In this chapter, we examine techniques for extracting and processing data in the World Wide Web and the Semantic Web. The World Wide Web completely changed the way that people access information. Before the Web existed, finding obscure pieces of information meant taking a trip to the library, along with hours or perhaps days of research. In extreme cases, it meant calling or writing a letter to an expert and waiting for a reply. Today not only are there websites on every imaginable topic, but there are search engines, encyclopedias, dictionaries, maps, news, electronic books, and an incredible array of other data available online. Using search engines, we can find information on any topic within a few seconds. The Google search engine has even become so well known that it is now often used as a verb: “I Googled a solution.” Online information is growing exponentially, and because of it we have a completely new problem on our hands that is not solved by simply using keyword searches to find our data. The problem is infoglut. Keyword searches return too many documents, and most of those documents don’t have the information that we want.
Suppose that we wanted to search for a Java class library that converts data from one format to another.
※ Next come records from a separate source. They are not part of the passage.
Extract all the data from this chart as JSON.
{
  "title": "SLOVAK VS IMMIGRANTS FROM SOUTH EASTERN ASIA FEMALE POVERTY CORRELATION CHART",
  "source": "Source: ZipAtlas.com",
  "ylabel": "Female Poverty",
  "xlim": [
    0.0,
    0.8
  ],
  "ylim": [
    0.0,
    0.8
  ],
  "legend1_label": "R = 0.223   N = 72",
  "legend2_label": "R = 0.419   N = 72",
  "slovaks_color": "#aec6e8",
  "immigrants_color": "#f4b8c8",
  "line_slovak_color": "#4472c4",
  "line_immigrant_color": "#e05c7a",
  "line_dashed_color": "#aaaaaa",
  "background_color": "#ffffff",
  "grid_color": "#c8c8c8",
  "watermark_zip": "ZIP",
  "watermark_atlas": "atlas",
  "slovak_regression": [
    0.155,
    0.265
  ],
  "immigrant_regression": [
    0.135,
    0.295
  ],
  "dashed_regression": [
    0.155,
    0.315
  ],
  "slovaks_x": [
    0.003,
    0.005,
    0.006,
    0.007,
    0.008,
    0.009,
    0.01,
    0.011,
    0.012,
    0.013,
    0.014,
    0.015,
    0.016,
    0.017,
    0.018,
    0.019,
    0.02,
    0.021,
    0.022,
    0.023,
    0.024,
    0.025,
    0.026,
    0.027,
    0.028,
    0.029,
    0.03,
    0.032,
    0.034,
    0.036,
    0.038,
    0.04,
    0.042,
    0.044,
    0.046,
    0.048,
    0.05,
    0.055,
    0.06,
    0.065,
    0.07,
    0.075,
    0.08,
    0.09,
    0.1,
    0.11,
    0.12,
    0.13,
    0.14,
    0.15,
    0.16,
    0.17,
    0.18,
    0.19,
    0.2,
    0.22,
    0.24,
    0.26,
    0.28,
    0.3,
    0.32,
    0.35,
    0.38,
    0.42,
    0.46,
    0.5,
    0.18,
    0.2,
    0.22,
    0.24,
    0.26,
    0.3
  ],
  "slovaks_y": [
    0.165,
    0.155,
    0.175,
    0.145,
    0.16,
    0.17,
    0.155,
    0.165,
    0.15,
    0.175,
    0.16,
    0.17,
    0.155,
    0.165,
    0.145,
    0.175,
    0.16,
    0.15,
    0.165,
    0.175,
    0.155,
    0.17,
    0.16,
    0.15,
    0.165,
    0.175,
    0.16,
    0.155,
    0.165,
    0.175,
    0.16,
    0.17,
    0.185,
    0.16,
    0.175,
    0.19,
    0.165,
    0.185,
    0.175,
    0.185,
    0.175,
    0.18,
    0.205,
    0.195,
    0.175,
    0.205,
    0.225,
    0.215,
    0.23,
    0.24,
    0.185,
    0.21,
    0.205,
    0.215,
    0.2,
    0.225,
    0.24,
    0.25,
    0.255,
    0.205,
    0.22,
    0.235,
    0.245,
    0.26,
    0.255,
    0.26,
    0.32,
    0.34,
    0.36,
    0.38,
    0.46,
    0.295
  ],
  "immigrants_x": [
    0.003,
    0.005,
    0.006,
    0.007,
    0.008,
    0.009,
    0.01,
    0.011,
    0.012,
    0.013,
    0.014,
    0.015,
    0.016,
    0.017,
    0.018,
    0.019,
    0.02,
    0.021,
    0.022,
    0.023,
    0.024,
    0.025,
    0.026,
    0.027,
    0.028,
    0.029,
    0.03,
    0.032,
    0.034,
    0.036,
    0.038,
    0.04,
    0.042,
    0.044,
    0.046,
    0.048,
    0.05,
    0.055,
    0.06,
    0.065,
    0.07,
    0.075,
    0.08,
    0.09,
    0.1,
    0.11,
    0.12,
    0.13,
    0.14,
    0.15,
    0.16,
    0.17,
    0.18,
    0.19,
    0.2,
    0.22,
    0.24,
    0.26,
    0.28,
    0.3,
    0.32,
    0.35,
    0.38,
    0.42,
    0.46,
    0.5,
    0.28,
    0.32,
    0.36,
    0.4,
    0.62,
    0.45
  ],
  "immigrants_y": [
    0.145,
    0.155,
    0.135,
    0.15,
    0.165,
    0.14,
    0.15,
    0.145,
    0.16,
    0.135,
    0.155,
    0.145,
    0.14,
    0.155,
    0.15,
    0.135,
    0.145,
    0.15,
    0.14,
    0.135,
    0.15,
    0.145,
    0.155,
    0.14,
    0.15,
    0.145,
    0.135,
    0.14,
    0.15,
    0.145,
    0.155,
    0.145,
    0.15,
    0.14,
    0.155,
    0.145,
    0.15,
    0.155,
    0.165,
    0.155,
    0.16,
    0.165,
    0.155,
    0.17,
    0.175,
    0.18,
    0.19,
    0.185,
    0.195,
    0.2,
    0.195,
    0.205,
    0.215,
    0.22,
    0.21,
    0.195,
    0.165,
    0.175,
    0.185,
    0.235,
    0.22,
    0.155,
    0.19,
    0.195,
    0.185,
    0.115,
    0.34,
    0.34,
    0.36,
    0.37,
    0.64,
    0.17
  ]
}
With all the open-source projects out there, someone may have already solved the problem for us, and we’d rather not reinvent the wheel. In theory, we should be able to search for matching projects that meet our needs. But running a query on related keywords may give us many results that are not related to what we really want. In an ideal world, we should be able to ask the computer a question: “Is there an open-source Java API that converts between FORMAT1 and FORMAT2?” The computer should then search the Web and give us the name of a suitable API if it exists, along with a short description of the standard and links to more detailed information. For this to happen, information about a hypothetical “J-convert-1-2” API would need to be encoded in such a way that the computer can find it easily without performing a keyword search and extracting data from the text results.
Information on the World Wide Web is mostly free-form text contained in HTML pages and is mostly not organized into categories and structures that search programs can easily query. At the very least, all web content ought to have subject indicators similar to the Library of Congress and Dewey Decimal codes for books. This is not yet the case, although it will most likely happen soon. Several new standards are rapidly leading us in that direction. So far, all of these standards rely on web content developers adding special tags to their data, and few developers know about these standards at the present time. In short, it’s a mess out there, and we’re trudging through this messy data looking for nuggets of gold.
The Semantic Web is the next-generation web of concepts linked to other concepts, rather than a collection of hypertext documents linked by keywords. If you think about it, an HTML anchor tag (link) is a keyword reference to another document. It supplies a word or phrase that links to another document, usually displayed as underlined text on a browser. But the link doesn’t exactly say how the two documents are related to each other. HTML hyperlinks don’t give any real indication about relationships between files, and the text in the link may be extremely vague. A new standard, the Resource Description Framework (RDF), makes it possible to be much more specific about how things are related to each other. In fact, RDF describes much more than documents—any entities or concepts can be linked together. This is the basic idea behind the Semantic Web—that concepts, rather than documents, can be linked together.
As Java developers, how can we participate in building the Semantic Web? First, you’ll need to know something about official standards such as RDF. You will then need to tag your documents appropriately. Many sites are already starting to do some of this by creating RDF Site Summary (RSS) feeds. An RSS feed syndicates the content from a website so that it can be combined with information from other sites and delivered to the users as aggregated content. RSS makes a small portion of a site available as a summary, similar to what you see in an article or news abstract. However, RSS enabling is only the first step in moving toward a Semantic Web. In this chapter we’ll discuss enough to get you started working with RDF, and we’ll introduce some APIs that help in producing or consuming content.